Agree with this mostly, though culture is IMO the best explanation for why humans succeed.
Yes, I am talking about what people have written about human values, but I’m also talking about future synthetic data where we write about what values we want the AI to have, and I’m also talking about reward information as a simple core.
One of my updates on Constitiutional AI and GPT-4 handling what we value pretty well is that the claim that value is complicated is mostly untrue, and in general updated hard against evopsych explainations about what humans value, how humans got their capabilities and more, since the data we got is very surprising under evopsych hypotheses and less surprising under Universal Learning Machine hypotheses.
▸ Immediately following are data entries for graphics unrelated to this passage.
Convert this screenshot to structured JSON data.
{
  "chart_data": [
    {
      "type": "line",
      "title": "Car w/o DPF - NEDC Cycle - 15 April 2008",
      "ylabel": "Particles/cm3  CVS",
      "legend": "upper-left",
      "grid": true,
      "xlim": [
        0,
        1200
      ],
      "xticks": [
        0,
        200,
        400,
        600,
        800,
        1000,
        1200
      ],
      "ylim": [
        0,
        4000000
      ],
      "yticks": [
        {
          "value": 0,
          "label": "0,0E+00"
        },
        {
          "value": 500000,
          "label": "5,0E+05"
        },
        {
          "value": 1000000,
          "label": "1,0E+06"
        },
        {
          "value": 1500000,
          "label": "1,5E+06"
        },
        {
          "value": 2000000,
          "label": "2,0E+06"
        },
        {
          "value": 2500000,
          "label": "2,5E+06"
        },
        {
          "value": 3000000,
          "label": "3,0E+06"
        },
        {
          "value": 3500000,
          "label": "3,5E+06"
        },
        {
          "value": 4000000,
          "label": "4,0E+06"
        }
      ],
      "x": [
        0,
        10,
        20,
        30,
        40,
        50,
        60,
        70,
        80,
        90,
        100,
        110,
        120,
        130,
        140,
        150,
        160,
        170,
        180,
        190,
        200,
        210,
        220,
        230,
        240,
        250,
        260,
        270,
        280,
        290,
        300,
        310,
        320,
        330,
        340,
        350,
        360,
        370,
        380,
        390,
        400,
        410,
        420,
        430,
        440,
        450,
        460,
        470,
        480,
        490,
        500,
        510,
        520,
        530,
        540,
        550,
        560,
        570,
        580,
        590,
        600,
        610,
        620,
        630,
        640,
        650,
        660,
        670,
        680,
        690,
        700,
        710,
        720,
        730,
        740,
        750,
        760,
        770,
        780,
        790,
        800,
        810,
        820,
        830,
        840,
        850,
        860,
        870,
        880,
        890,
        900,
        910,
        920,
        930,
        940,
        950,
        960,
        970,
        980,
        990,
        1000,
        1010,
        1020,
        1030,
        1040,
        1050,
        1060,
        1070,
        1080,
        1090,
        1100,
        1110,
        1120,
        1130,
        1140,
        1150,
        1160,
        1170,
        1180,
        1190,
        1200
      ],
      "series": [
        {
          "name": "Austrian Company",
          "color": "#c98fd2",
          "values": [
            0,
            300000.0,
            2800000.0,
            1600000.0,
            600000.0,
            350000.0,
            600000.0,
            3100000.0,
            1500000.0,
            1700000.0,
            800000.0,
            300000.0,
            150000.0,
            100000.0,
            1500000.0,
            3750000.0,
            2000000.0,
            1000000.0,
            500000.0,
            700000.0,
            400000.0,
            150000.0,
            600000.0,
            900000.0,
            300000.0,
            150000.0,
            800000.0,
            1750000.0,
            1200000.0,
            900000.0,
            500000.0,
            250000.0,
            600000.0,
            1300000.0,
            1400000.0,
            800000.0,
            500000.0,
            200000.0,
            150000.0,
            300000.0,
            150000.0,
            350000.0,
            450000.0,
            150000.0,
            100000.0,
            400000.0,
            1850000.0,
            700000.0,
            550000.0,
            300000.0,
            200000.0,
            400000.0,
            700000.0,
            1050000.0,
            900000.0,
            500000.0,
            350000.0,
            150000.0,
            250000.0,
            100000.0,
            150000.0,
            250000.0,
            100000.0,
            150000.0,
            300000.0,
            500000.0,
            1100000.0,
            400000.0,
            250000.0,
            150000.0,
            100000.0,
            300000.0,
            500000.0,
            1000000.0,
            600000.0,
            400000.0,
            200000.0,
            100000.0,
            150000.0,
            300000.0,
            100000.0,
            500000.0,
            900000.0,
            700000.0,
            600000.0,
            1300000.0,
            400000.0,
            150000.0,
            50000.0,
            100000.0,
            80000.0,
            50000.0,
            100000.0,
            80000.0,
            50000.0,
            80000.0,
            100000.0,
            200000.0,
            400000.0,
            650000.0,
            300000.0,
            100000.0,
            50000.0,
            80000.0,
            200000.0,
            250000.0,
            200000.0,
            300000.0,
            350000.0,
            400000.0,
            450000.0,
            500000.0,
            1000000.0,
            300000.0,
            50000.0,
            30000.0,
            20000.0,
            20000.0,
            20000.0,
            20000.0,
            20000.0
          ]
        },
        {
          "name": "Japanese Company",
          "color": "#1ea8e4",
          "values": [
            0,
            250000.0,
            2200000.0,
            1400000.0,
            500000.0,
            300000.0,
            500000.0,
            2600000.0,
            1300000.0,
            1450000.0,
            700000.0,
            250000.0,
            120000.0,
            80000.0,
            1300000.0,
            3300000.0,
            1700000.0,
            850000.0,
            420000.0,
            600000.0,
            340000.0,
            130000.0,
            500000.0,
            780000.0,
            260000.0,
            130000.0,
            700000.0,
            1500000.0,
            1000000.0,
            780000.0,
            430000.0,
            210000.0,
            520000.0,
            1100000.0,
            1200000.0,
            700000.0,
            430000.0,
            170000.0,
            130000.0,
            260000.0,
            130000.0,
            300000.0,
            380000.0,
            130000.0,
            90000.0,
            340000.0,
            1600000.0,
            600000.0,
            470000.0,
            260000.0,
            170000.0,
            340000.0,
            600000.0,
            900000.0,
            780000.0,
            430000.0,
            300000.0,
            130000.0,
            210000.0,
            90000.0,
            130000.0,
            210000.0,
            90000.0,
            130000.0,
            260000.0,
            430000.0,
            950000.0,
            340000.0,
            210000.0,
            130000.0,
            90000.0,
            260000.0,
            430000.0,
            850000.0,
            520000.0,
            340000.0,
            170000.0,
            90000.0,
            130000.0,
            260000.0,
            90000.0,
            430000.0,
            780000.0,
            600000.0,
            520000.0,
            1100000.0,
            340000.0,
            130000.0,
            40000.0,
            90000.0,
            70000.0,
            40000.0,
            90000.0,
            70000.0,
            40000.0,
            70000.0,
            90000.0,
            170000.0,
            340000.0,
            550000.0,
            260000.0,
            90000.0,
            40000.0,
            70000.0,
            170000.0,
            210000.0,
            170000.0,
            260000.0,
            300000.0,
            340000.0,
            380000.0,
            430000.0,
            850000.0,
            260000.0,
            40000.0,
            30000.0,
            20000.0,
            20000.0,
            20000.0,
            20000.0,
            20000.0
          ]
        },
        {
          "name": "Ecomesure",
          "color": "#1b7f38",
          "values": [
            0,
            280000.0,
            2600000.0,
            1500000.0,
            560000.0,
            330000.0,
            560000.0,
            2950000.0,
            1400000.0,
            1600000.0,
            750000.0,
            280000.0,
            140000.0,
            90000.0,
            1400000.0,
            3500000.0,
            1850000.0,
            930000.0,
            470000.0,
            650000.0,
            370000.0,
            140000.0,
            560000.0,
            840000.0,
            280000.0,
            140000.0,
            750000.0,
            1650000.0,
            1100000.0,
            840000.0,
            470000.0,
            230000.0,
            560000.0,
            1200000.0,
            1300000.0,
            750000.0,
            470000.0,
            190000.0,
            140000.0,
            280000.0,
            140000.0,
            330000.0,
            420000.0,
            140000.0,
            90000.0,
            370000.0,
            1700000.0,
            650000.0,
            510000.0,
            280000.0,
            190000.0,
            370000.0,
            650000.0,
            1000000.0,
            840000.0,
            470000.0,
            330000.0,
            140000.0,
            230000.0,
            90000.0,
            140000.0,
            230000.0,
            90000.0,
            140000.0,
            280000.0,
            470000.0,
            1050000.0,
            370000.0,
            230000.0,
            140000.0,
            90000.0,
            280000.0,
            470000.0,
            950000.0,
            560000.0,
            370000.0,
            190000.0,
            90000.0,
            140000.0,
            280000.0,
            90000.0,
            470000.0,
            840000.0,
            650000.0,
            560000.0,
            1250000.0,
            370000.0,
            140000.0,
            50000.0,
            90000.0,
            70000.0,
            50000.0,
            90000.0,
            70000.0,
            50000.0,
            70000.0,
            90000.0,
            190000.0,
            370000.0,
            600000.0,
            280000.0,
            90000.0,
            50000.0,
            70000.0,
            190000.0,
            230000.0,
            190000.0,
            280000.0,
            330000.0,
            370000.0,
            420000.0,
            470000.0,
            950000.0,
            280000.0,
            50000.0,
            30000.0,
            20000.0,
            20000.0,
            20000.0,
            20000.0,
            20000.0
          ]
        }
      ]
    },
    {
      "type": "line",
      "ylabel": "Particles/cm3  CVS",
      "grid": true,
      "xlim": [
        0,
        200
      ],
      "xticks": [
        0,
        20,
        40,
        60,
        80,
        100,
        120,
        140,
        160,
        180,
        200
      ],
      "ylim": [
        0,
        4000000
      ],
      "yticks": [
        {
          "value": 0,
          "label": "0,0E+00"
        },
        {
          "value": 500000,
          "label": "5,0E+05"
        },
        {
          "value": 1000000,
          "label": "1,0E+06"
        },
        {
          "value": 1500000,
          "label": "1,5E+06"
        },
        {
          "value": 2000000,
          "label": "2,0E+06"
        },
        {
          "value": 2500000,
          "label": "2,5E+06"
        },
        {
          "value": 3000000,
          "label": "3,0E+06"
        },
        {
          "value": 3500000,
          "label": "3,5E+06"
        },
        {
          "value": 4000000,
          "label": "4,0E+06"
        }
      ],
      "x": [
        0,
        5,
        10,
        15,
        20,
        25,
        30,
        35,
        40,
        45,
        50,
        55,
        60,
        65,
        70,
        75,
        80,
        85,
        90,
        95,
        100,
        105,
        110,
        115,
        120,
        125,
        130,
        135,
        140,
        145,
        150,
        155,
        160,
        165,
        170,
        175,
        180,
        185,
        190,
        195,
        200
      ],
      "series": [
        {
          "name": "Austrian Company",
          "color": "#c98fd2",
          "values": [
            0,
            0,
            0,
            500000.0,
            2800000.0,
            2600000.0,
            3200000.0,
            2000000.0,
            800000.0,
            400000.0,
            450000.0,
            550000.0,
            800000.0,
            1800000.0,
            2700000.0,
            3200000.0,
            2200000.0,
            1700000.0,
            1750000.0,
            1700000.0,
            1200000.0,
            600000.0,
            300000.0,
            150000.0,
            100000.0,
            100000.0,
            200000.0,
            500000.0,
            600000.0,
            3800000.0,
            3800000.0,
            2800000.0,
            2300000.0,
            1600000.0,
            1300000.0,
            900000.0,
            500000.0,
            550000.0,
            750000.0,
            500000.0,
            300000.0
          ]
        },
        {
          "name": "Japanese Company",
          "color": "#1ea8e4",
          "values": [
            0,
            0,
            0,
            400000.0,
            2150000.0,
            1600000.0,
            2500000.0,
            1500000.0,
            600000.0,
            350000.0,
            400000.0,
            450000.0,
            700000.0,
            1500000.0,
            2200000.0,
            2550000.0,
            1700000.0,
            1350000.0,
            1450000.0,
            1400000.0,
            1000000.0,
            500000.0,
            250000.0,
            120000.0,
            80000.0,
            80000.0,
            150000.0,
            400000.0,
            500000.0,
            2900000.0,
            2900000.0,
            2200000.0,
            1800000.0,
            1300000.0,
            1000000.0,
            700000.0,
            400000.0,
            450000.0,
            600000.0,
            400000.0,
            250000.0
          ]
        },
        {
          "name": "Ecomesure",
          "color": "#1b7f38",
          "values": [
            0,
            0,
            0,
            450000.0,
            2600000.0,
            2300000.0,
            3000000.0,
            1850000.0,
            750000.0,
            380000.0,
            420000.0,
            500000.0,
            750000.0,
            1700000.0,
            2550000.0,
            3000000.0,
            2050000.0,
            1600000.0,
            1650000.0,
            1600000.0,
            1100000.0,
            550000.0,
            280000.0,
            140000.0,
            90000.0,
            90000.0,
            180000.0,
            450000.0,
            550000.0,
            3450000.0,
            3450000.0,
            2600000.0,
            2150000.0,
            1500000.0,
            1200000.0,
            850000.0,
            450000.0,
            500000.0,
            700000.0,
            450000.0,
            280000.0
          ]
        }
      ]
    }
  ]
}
I agree with all of this for the record:
Re response to lethalities 28 and 29, I think you meant that you totally disagree, and I agree we’d probably be boned if a misaligned AGI/ASI was running loose, but my point is that the verification/generation gap that pervades so many fields also is likely to apply to alignment research, where it’s easier to verify if research is correct than to do it yourself.
Re response to Lethality 32:
There is definitely a chance that RL or other processes make their use of language diverge more from their thoughts, so I’m a little worried about that, but I do think that AI words do convey their thoughts, at least for current LLMs.
I think my difference wrt you is I consider his models and arguments for AI doom essentially irreparable for the most part due to reality invalidating his core assumptions of how AGIs/ASIs work, and also how human capabilities and values work and are learned, so I don’t think Yud’s authority on the topic earns him any epistemic points.
My point was basically that you cannot figure out anything using a null string as input, for the same reason you cannot update on no evidence of something happening as if there was evidence for something happening.
Agree with the rest of it though.
Thanks for your excellent comment, which gave me lots of food for thought.